Often it is the parents of the more moneyed spouse who suggest the prenup in the first place. Walking down the aisle, stripped of your marital rights, may make you feel less kindly and loving towards your in-laws.
7. They change the basic premises of what a marriage is.
A good marriage involves connectedness and sharing at every level. Finances and creating a good livelihood and security is very important to a marriage. Take that area away and your marriage will limp along. Ever hear of that adage, “money is love”? It is true in marriage – one of the ways you show your love is to be generous to your spouse with money.
8. It is the single most important contract you will ever sign in your life, and you have no idea of its implications when you sign it.
Young people getting married are in the throws love. You need to have been married for a long time to understand what marriage is. If you sign a prenup, you are signing away rights that will become very important to you in future years. And this is the single most valuable contact you will likely ever sign.
9. They encourage money manipulation and greed over sharing, openness and generosity.
Prenups define “separate property” as the property you get to keep and control during your marriage. People with prenups tend to manipulate their property during the marriage by adding to their “separate property”. By “protecting yourself” (the ostensible reason for the prenup) you have succeeded in leading to a dysfunctional marriage which is now more likely to fail.
10. People get prenups because they don’t understand that “the law” is the fairest way to come to a divorce settlement
Divorce law is there for a reason. There are as many different marriages as there are people. Divorce law is the way people are able to handle all these various factual differences and come to a fair result. And since divorce laws in states have been interpreted by court cases, in 99% of the time, a case settles without litigation. Trust the law to be fair. Prenups are inherently unfair.
So what to do if your fiancé drops the bomb on you and says, “We need a prenuptial agreement,” before you get married?
1. Educate your future spouse.
Understand that your spouse is probably simply deluded by the media reports and bad advice from friends and colleagues. Give your future spouse this article and my other articles posted on the internet to read. Go with him/her to a lawyer who can explain the rules of marriage, divorce, and inheritance to both of you. Don’t give up any rights without understanding what they are and how they might play out in a marriage of 30 years that ends in death or divorce.

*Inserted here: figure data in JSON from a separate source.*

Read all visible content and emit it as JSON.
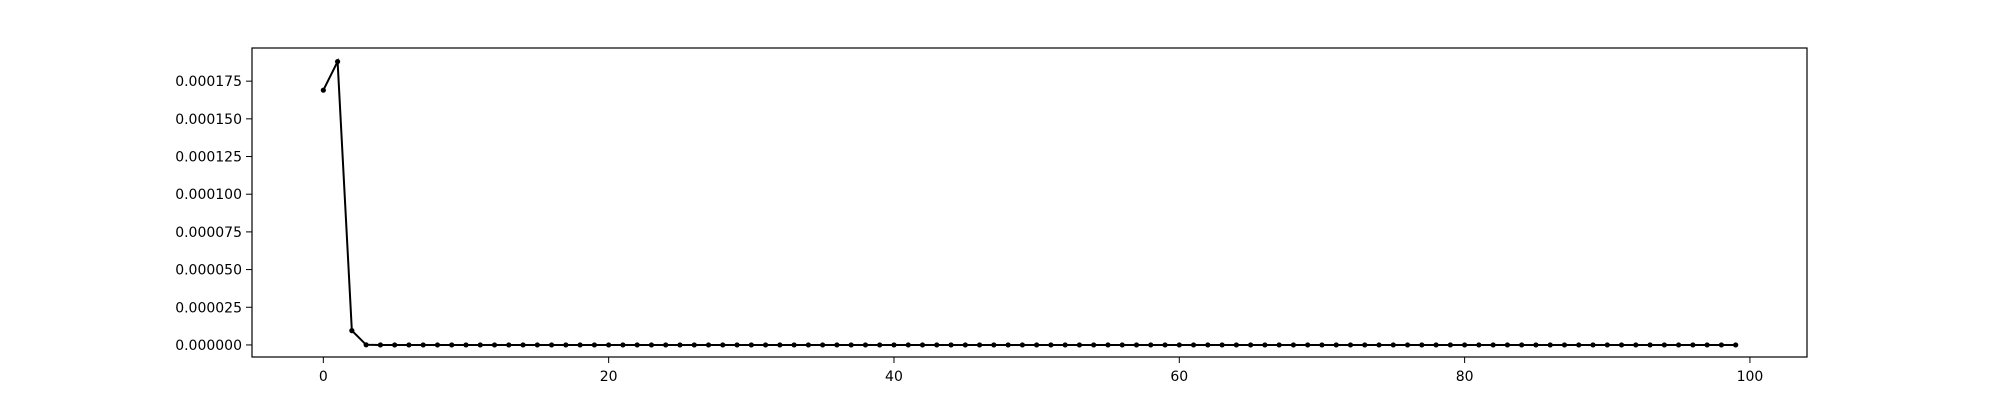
{
  "chart_data": {
    "type": "line",
    "title": "",
    "xlabel": "",
    "ylabel": "",
    "xlim": [
      -5,
      104
    ],
    "ylim": [
      -8e-06,
      0.000197
    ],
    "xticks": [
      0,
      20,
      40,
      60,
      80,
      100
    ],
    "xtick_labels": [
      "0",
      "20",
      "40",
      "60",
      "80",
      "100"
    ],
    "yticks": [
      0,
      2.5e-05,
      5e-05,
      7.5e-05,
      0.0001,
      0.000125,
      0.00015,
      0.000175
    ],
    "ytick_labels": [
      "0.000000",
      "0.000025",
      "0.000050",
      "0.000075",
      "0.000100",
      "0.000125",
      "0.000150",
      "0.000175"
    ],
    "grid": false,
    "series": [
      {
        "name": "values",
        "color": "#000000",
        "marker": "dot",
        "x": [
          0,
          1,
          2,
          3,
          4,
          5,
          6,
          7,
          8,
          9,
          10,
          11,
          12,
          13,
          14,
          15,
          16,
          17,
          18,
          19,
          20,
          21,
          22,
          23,
          24,
          25,
          26,
          27,
          28,
          29,
          30,
          31,
          32,
          33,
          34,
          35,
          36,
          37,
          38,
          39,
          40,
          41,
          42,
          43,
          44,
          45,
          46,
          47,
          48,
          49,
          50,
          51,
          52,
          53,
          54,
          55,
          56,
          57,
          58,
          59,
          60,
          61,
          62,
          63,
          64,
          65,
          66,
          67,
          68,
          69,
          70,
          71,
          72,
          73,
          74,
          75,
          76,
          77,
          78,
          79,
          80,
          81,
          82,
          83,
          84,
          85,
          86,
          87,
          88,
          89,
          90,
          91,
          92,
          93,
          94,
          95,
          96,
          97,
          98,
          99
        ],
        "y": [
          0.000169,
          0.000188,
          9.5e-06,
          1e-07,
          0,
          0,
          0,
          0,
          0,
          0,
          0,
          0,
          0,
          0,
          0,
          0,
          0,
          0,
          0,
          0,
          0,
          0,
          0,
          0,
          0,
          0,
          0,
          0,
          0,
          0,
          0,
          0,
          0,
          0,
          0,
          0,
          0,
          0,
          0,
          0,
          0,
          0,
          0,
          0,
          0,
          0,
          0,
          0,
          0,
          0,
          0,
          0,
          0,
          0,
          0,
          0,
          0,
          0,
          0,
          0,
          0,
          0,
          0,
          0,
          0,
          0,
          0,
          0,
          0,
          0,
          0,
          0,
          0,
          0,
          0,
          0,
          0,
          0,
          0,
          0,
          0,
          0,
          0,
          0,
          0,
          0,
          0,
          0,
          0,
          0,
          0,
          0,
          0,
          0,
          0,
          0,
          0,
          0,
          0,
          0
        ]
      }
    ]
  }
}
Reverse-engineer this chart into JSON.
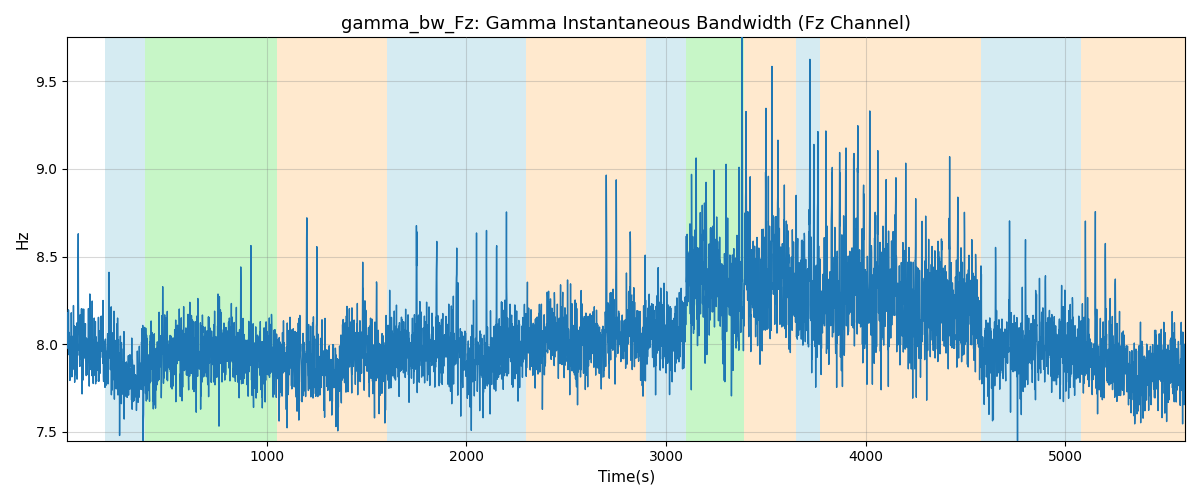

This information will be eye opening and demonstrate the unfairness of the prenup
2. Have a mediated prenup if you must have one.
A neutral mediator can guide you through the process by encouraging open communication. He or she can help you find a fair and reasonable coming together of aims face-to-face, not through dueling attorneys. The process will be under your control. With a good mediator, a party will feel free to say he or she doesn’t want a prenup, and that thought should and will be fully explored in the mediation.
3. Make the prenup as least restrictive as possible.
Selfishness kills a marriage. Generosity makes it thrive. Your mediator can help you make the prenup less restrictive. They can sketch out an area of financial joint venture in the marriage. If you are working with attorneys, don’t assume they will think about doing this without your asking them. Most attorneys unthinkingly use a standard scorched-earth version agreement.
Conclusion: So don’t swallow the Kool-Aid and think that prenups are the best thing for your upcoming marriage since sliced bread. In spite of the recent media blitz on prenups, it’s not true. There is no better way to destroy your marriage before it’s even started than to have a prenup. If you choose to be married, do it fairly and generously. Trust in the tradition of marriage as a sharing of everything, including finances. Trust in the law to treat both of you fairly should you decide to end your marriage.